Hi Everyone,
Good job on the Fedora ARM images. The Fedora-Minimal-armhfp-29-1.2-sda.raw.xz ISO installed flawlessly on a Raspberry Pi 3 B+. The web page at https://fedoraproject.org/wiki/Architectures/ARM/Raspberry_Pi was especially helpful because it provided all the information I needed.
I noticed the machine did not prompt me for a hostname on first boot. Changing the hostname would be helpful during configuration after first boot.
I wanted to install or configure OpenSSH for remote access. I looked for the ip address using ifconfig but the utility is missing. It would probably be helpful if OpenSSH had a mini-wizard and/or ifconfig was present.
I also noticed dnf does not work after an install. After logging in locally as root and running 'dnf update':
Error: Failed to synchronize cache for repo 'fedora'
That means I can't install Emacs to make configuration changes, or developer tools like GCC, Git, GDB, Make, Autoconf, Automake, etc. I also have not been able to install openssh-server.
I think it would be helpful if the image included:
1) Emacs to make configuration changes 2) ifconfig to view network configuration 3) OpenSSH server enabled with a default password 4) Well configured DNF to install and update software
Jeff
On Fri, Mar 1, 2019, 8:06 PM Jeffrey Walton <noloader@gmail.com wrote:
- ifconfig to view network configuration
ifconfig is something deprecated nowadays, you should go with ip command
$ ip addr
3) OpenSSH server enabled with a default password
If I'm not wrong, ssh is enabled by default. Once you know your IP address, you can login with the regular user (not root) created during initial setup
4) Well configured DNF to install and update software
I suspect that your network is not working, since the right dnf repos are in place by default.
Greetings, A.
On Fri, Mar 01, 2019 at 02:05:30PM -0500, Jeffrey Walton wrote:
I wanted to install or configure OpenSSH for remote access. I looked for the ip address using ifconfig but the utility is missing.
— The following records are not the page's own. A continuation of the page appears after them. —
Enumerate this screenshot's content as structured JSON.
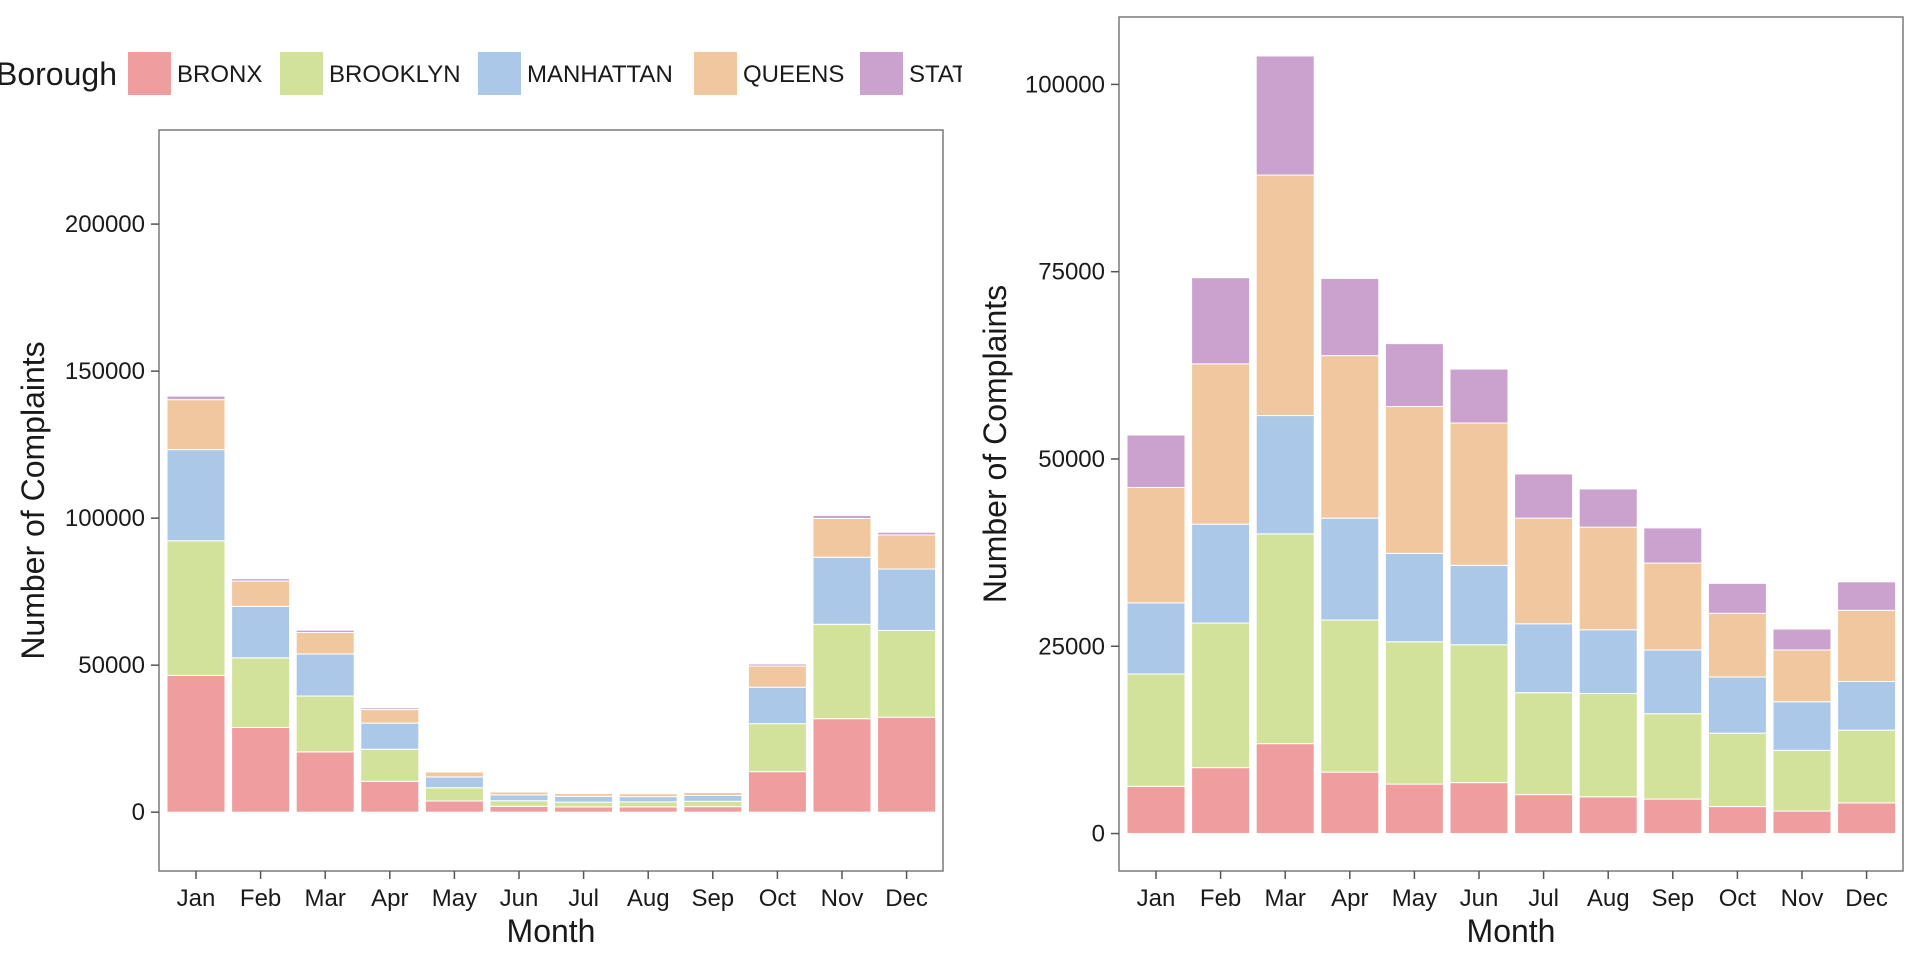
{
  "legend": {
    "title": "Borough",
    "entries": [
      {
        "label": "BRONX",
        "color": "#EF9E9F"
      },
      {
        "label": "BROOKLYN",
        "color": "#D3E29B"
      },
      {
        "label": "MANHATTAN",
        "color": "#ACC8E8"
      },
      {
        "label": "QUEENS",
        "color": "#F1C79F"
      },
      {
        "label": "STATEN ISLAND",
        "color": "#CBA1CD"
      }
    ],
    "position": "top",
    "visible_label_suffix": "STA"
  },
  "chart_data": [
    {
      "type": "bar",
      "stacked": true,
      "xlabel": "Month",
      "ylabel": "Number of Complaints",
      "categories": [
        "Jan",
        "Feb",
        "Mar",
        "Apr",
        "May",
        "Jun",
        "Jul",
        "Aug",
        "Sep",
        "Oct",
        "Nov",
        "Dec"
      ],
      "ylim": [
        -20000,
        232000
      ],
      "yticks": [
        0,
        50000,
        100000,
        150000,
        200000
      ],
      "ytick_labels": [
        "0",
        "50000",
        "100000",
        "150000",
        "200000"
      ],
      "grid": false,
      "series": [
        {
          "name": "BRONX",
          "values": [
            46500,
            28800,
            20500,
            10500,
            3800,
            2000,
            1800,
            1800,
            1900,
            13800,
            31800,
            32300
          ]
        },
        {
          "name": "BROOKLYN",
          "values": [
            45800,
            23700,
            19000,
            10900,
            4500,
            1900,
            1600,
            1700,
            1800,
            16300,
            32100,
            29500
          ]
        },
        {
          "name": "MANHATTAN",
          "values": [
            31000,
            17500,
            14300,
            8900,
            3700,
            2000,
            2000,
            1800,
            2000,
            12400,
            22800,
            20900
          ]
        },
        {
          "name": "QUEENS",
          "values": [
            17000,
            8600,
            7300,
            4600,
            1700,
            1000,
            1000,
            1000,
            1000,
            7200,
            13200,
            11600
          ]
        },
        {
          "name": "STATEN ISLAND",
          "values": [
            1200,
            800,
            800,
            600,
            300,
            150,
            150,
            150,
            150,
            700,
            1000,
            900
          ]
        }
      ]
    },
    {
      "type": "bar",
      "stacked": true,
      "xlabel": "Month",
      "ylabel": "Number of Complaints",
      "categories": [
        "Jan",
        "Feb",
        "Mar",
        "Apr",
        "May",
        "Jun",
        "Jul",
        "Aug",
        "Sep",
        "Oct",
        "Nov",
        "Dec"
      ],
      "ylim": [
        -5000,
        109000
      ],
      "yticks": [
        0,
        25000,
        50000,
        75000,
        100000
      ],
      "ytick_labels": [
        "0",
        "25000",
        "50000",
        "75000",
        "100000"
      ],
      "grid": false,
      "series": [
        {
          "name": "BRONX",
          "values": [
            6300,
            8800,
            12000,
            8200,
            6600,
            6800,
            5200,
            4900,
            4600,
            3600,
            3000,
            4100
          ]
        },
        {
          "name": "BROOKLYN",
          "values": [
            15000,
            19300,
            28000,
            20300,
            19000,
            18400,
            13600,
            13800,
            11400,
            9800,
            8100,
            9700
          ]
        },
        {
          "name": "MANHATTAN",
          "values": [
            9500,
            13200,
            15800,
            13600,
            11800,
            10600,
            9200,
            8500,
            8500,
            7500,
            6500,
            6500
          ]
        },
        {
          "name": "QUEENS",
          "values": [
            15400,
            21400,
            32100,
            21700,
            19600,
            19000,
            14100,
            13700,
            11600,
            8500,
            6900,
            9500
          ]
        },
        {
          "name": "STATEN ISLAND",
          "values": [
            7000,
            11500,
            15900,
            10300,
            8400,
            7200,
            5900,
            5100,
            4700,
            4000,
            2800,
            3800
          ]
        }
      ]
    }
  ]
}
It would probably be helpful if OpenSSH had a mini-wizard and/or ifconfig was present.
Is /sbin/ip there? That's a newer tool which interfaces better with the modern networking stack in Linux. (I know this is one of these frustrating "hey they moved my cheese" things for us old school sysadmins, but there it is.)
I also noticed dnf does not work after an install. After logging in locally as root and running 'dnf update': Error: Failed to synchronize cache for repo 'fedora'
This should just work out of the box, once the network is configured of course.